動乱群雄録 40
敗戦と復興で持ち直したのがうわべに過ぎないことはこの帝都でも路地に迷い込んでみればすぐ分かる。明石はこの路地を歩きながら去年まで肩で風を切って歩いた芸州コロニーの闇市を思い出して歩いていた。後ろからついてくるのは是非との意向で部下達を代表してついてきた楓がきょろきょろと辺りを見回している。
「なんや、珍しいんか?」
リラックスしている明石を緊張した面持ちで見上げて無言で頷く楓。だが、明石は別所が会合の場所に選んだ寺に向かって歩みを速めた。通り過ぎる人々も海軍の制服を着た二人をわざとらしく無視している。
明石もかつてはそうだった。
戦争と言う天災に近い出来事で人生そのものを棒に振った気持ちで、ただ地べたを這い回るしかないなどと自分を慰めながら同じ境遇の者同士で寄り集まるのは負け犬だったかつての自分。やっかみと羨望で軍人や官僚達を持ち上げてすごしていた時代を思い出して明石は苦笑いを浮かべた。
「あそこに墓地が見えますよ」
楓がそう言う前に嗅ぎなれた線香の香りに明石は気づいていた。路地を行きかう闇屋や担ぎ屋ではない参拝客を目にするようになると、古びた本堂の伽藍が目に入る。周りのバラックと比べれば確かに瓦がきちんと並んでいる屋根は見事に見えた。だが墓には雑草が見え、塀は破れ、塔婆が散らかっているのが見える。
「荒れてますね。

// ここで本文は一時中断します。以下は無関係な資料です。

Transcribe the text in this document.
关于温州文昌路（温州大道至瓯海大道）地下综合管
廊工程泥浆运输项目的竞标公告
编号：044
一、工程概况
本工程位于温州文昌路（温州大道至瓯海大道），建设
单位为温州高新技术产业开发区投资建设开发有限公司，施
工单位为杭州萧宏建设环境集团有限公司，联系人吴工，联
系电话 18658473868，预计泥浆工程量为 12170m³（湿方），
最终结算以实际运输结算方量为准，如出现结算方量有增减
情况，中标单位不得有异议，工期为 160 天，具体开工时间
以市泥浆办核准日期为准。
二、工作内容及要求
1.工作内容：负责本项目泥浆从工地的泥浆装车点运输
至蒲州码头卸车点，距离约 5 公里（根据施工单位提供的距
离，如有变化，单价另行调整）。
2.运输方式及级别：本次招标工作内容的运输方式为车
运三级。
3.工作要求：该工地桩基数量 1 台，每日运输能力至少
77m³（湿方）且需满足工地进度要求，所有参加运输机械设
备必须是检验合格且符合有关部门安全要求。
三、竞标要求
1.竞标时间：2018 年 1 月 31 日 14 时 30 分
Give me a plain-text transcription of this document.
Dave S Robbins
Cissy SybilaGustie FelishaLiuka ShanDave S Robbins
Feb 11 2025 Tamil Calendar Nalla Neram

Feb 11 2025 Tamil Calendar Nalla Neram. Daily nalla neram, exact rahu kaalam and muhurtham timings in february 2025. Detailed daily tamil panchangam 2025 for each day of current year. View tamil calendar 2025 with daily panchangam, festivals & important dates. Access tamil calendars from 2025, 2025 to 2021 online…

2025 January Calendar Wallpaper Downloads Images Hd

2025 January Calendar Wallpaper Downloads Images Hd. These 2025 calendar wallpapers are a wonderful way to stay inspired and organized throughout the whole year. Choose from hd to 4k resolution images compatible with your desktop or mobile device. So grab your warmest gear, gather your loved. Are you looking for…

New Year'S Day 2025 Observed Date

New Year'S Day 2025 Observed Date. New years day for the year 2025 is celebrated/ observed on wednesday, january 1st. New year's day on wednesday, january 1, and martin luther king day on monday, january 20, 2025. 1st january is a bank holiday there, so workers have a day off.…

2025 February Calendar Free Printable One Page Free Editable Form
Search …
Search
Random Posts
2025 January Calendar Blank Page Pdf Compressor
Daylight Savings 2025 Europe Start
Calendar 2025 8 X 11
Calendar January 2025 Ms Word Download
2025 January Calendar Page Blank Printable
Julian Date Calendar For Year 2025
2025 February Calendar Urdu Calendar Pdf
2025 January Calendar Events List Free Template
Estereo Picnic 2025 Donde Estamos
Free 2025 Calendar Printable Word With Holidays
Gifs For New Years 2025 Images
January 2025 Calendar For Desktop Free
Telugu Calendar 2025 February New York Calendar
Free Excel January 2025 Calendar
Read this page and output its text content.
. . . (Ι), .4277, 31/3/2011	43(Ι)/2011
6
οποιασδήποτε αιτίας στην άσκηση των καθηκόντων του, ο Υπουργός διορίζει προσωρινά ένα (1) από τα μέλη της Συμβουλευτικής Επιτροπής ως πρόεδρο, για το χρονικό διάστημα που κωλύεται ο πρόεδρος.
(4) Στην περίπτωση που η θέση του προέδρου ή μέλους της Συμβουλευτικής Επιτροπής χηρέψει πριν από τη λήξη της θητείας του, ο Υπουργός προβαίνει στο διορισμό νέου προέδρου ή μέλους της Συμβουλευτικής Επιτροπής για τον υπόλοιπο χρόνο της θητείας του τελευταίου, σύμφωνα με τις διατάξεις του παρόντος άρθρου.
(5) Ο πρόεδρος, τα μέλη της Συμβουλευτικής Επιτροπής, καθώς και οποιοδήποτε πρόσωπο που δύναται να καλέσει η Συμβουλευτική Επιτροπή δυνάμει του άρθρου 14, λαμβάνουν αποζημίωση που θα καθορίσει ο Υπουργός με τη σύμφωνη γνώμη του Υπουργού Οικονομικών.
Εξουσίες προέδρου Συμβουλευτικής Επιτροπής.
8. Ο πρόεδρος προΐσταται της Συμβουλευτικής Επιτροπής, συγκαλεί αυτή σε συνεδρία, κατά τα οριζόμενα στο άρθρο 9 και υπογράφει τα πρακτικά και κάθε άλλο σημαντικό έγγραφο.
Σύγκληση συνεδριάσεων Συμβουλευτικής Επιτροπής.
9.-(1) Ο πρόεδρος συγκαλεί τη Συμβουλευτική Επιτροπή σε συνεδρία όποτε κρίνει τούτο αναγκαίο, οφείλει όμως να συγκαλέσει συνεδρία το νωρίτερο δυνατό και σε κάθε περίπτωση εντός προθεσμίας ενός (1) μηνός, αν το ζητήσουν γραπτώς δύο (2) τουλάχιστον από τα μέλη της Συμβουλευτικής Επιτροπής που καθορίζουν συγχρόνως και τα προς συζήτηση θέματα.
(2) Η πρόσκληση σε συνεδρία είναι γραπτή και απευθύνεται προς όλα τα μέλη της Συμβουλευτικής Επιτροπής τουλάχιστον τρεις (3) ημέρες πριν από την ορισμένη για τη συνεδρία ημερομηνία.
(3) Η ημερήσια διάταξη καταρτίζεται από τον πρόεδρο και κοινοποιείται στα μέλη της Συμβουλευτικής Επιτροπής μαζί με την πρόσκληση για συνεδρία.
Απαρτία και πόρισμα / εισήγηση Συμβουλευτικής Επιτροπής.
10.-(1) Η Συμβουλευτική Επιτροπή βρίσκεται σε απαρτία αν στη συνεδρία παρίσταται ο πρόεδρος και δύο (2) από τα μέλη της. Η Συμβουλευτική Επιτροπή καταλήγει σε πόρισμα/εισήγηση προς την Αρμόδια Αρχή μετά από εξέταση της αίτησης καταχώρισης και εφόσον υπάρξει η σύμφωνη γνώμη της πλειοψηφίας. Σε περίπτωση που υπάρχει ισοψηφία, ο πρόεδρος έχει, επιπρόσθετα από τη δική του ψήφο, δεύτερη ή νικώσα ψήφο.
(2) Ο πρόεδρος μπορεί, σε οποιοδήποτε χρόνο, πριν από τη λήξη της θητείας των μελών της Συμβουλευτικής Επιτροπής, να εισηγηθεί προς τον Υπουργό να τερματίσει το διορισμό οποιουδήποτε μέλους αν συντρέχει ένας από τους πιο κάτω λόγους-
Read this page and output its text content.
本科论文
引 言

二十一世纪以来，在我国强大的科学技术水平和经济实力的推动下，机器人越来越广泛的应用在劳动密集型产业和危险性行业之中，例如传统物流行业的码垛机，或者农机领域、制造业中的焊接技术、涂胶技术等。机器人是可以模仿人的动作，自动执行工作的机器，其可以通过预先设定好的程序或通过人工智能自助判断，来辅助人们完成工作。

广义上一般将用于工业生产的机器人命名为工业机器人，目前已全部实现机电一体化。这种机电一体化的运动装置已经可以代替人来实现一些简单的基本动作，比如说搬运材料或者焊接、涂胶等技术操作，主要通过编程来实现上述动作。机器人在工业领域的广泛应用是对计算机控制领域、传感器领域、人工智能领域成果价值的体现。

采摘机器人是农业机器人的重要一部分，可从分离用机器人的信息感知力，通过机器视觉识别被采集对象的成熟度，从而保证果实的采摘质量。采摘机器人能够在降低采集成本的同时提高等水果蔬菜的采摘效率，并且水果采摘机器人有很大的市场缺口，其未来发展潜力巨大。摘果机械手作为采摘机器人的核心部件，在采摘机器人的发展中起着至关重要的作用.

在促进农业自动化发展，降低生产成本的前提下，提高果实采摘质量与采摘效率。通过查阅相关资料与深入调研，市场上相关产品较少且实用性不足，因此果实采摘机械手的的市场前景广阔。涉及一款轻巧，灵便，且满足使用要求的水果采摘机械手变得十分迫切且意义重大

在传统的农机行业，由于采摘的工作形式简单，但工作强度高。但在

こんな……」
「そないな顔せんといてな。貴族相手の寺やったら別やけど今はどの寺も今はこんなもんやで」
そう言いながら明石は破れがちの塀に沿って門を目指す。門には背広の男が立っており、明石の顔を見ると黙って道をあける。
「大丈夫なんでしょうか」
楓が言うのも当然な話で、男の左胸には膨らみがあり、そこには銃が隠れているのは間違いが無かった。門をくぐると寺の荒れ方がかなり本格的なことに気づいた。襖はつぎはぎで覆われ、柱には大きく傷跡が見える。
そうして入り口には今度は陸軍の制服を着た下士官がライフルを構えて立っている。
「ご苦労さん」
そう言って明石が頭を下げると下士官は戸惑うように笑った後、奥を覗き込んだ。見慣れない陸軍士官がきびきびと歩いてくる。
「明石清海少佐ですね。それと……」
「正親町三条楓曹長であります!」
直立不動の姿勢で敬礼をする少女に微笑んだ陸軍中尉は敬礼を返す。
「靴を脱いで上がってください。あと、出来るだけ下を見ながら歩いてくださいよ。床が傷ついているので下手をすると靴下をだめにしますから」
そう言って靴を脱ぐ二人を眺める中尉。警備の下士官は二人の靴を横に片付ける。40足以上の靴が並んでいるところから見てそれなりの規模の集会であることは分かった。明石も奥に消えようとする中尉について薄暗い寺の屋根の下を歩いた。